Des loyers étant demeurés impayés, la société IMMOBILIERE 3F a fait signifier un commandement de payer visant la clause résolutoire.
Elle a ensuite fait assigner Monsieur [S] [Z] devant le juge des contentieux de la protection du Raincy par un acte du 11 décembre 2023 pour obtenir la résiliation du contrat, l’expulsion et la condamnation au paiement.
Monsieur [S] [Z] a quitté les lieux le 19 avril 2024, après avoir donné congé le 19 mars 2024.
L’affaire a été appelée et retenue à l’audience du 4 novembre 2024, après avoir été renvoyée lors de l’audience du 17 juin 2024.

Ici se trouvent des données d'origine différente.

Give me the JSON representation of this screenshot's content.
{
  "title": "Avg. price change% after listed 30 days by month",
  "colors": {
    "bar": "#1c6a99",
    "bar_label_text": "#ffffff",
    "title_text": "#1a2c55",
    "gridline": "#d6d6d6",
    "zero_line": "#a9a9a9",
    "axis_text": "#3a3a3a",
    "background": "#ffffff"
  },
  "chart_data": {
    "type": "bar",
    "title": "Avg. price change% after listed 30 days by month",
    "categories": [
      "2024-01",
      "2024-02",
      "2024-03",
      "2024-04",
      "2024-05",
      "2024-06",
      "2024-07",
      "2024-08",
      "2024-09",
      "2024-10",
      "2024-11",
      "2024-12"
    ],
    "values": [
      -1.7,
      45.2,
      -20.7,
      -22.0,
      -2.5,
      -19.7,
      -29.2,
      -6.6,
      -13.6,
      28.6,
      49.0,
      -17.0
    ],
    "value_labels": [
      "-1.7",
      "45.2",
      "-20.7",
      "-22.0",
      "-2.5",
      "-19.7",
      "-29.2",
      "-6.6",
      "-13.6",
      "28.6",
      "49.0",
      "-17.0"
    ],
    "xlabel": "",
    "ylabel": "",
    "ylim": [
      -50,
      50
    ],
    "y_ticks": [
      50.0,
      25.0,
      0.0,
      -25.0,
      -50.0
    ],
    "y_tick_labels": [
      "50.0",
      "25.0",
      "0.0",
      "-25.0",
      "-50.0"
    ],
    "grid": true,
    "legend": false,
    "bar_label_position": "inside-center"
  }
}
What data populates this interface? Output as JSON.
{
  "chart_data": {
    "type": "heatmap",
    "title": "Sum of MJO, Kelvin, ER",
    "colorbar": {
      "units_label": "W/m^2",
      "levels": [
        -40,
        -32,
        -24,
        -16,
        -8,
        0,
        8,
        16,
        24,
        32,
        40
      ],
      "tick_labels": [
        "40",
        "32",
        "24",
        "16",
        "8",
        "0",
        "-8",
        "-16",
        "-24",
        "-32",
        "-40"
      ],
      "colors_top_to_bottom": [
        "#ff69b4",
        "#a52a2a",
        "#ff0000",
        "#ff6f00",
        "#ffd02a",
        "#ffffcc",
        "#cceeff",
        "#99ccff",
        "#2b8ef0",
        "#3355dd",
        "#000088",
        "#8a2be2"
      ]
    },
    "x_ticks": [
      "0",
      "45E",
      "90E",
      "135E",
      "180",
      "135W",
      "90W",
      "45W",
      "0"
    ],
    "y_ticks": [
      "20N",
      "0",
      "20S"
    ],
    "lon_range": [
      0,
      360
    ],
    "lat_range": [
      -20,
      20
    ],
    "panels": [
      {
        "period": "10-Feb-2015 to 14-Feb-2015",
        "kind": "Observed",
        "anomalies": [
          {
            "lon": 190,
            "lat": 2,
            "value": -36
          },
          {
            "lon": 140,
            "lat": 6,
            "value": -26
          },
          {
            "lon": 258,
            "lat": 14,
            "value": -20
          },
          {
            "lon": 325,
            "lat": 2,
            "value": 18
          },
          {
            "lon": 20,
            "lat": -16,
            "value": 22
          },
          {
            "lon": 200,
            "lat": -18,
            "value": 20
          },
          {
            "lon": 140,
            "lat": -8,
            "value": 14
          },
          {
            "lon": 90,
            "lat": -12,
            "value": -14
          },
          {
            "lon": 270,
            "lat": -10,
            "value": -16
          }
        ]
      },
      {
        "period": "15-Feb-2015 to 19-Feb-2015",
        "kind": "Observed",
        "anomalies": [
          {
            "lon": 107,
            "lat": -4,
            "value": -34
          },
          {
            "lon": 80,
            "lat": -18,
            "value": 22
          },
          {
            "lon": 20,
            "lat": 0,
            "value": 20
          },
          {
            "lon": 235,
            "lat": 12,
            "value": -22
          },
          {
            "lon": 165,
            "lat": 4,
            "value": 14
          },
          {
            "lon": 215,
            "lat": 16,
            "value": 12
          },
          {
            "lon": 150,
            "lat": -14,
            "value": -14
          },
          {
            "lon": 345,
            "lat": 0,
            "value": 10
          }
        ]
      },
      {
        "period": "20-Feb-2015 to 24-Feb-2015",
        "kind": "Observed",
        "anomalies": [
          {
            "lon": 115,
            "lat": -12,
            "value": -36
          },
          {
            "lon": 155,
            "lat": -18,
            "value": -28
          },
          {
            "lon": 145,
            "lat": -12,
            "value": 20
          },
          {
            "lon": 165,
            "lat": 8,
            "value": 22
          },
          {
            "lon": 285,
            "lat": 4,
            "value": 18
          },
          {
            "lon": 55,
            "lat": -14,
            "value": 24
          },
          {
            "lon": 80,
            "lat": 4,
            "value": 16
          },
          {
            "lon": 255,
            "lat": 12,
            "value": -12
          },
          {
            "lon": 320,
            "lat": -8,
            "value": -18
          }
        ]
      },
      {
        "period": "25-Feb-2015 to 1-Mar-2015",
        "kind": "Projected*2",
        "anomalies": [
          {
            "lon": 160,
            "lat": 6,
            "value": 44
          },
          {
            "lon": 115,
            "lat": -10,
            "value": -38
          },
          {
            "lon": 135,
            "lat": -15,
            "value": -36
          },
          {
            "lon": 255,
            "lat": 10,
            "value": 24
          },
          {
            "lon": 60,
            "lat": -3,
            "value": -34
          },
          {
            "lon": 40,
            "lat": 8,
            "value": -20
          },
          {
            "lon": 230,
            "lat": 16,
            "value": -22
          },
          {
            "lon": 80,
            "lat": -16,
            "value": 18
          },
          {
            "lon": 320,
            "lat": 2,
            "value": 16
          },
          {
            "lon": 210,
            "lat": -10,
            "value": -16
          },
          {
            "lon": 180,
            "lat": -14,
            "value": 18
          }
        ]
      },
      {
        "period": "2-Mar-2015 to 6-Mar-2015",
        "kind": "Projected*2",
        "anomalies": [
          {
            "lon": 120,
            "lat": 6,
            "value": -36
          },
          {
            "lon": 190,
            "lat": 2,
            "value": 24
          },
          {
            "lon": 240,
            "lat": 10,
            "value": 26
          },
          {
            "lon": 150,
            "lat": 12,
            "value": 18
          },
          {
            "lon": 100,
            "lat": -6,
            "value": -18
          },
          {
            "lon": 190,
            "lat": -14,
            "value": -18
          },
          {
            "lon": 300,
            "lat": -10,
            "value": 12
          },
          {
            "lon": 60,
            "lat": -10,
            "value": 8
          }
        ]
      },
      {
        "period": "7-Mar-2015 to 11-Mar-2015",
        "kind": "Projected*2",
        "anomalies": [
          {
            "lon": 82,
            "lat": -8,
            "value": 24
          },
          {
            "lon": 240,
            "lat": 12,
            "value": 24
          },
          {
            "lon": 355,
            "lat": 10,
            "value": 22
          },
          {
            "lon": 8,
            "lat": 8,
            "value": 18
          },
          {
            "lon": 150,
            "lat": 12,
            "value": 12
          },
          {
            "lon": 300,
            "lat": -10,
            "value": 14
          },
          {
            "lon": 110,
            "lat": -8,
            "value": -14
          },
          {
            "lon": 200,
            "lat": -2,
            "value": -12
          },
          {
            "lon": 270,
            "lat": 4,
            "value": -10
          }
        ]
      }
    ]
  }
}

A l’audience du 4 novembre 2024, la société IMMOBILIERE 3F – représentée par Maître Héla KACEM – demande de constater la résiliation de plein droit du bail d’habitation et subsidiairement d’en prononcer la résiliation aux torts du preneur ; et de condamner Monsieur [S] [Z] au paiement de la somme actualisée de 1.607,06 € avec les intérêts au taux légal à compter du commandement de payer, d’une indemnité mensuelle d’occupation d’un montant égal à celui du loyer et des charges, d’une somme de 800 € en application de l’article 700 du code de procédure civile et aux dépens ; le tout, sous le bénéfice de l’exécution provisoire. Elle se désiste de sa demande d’expulsion et consent à l’octroi des délais de paiement sollicités par le défendeur, dans sa lettre en date du 28 octobre 2024.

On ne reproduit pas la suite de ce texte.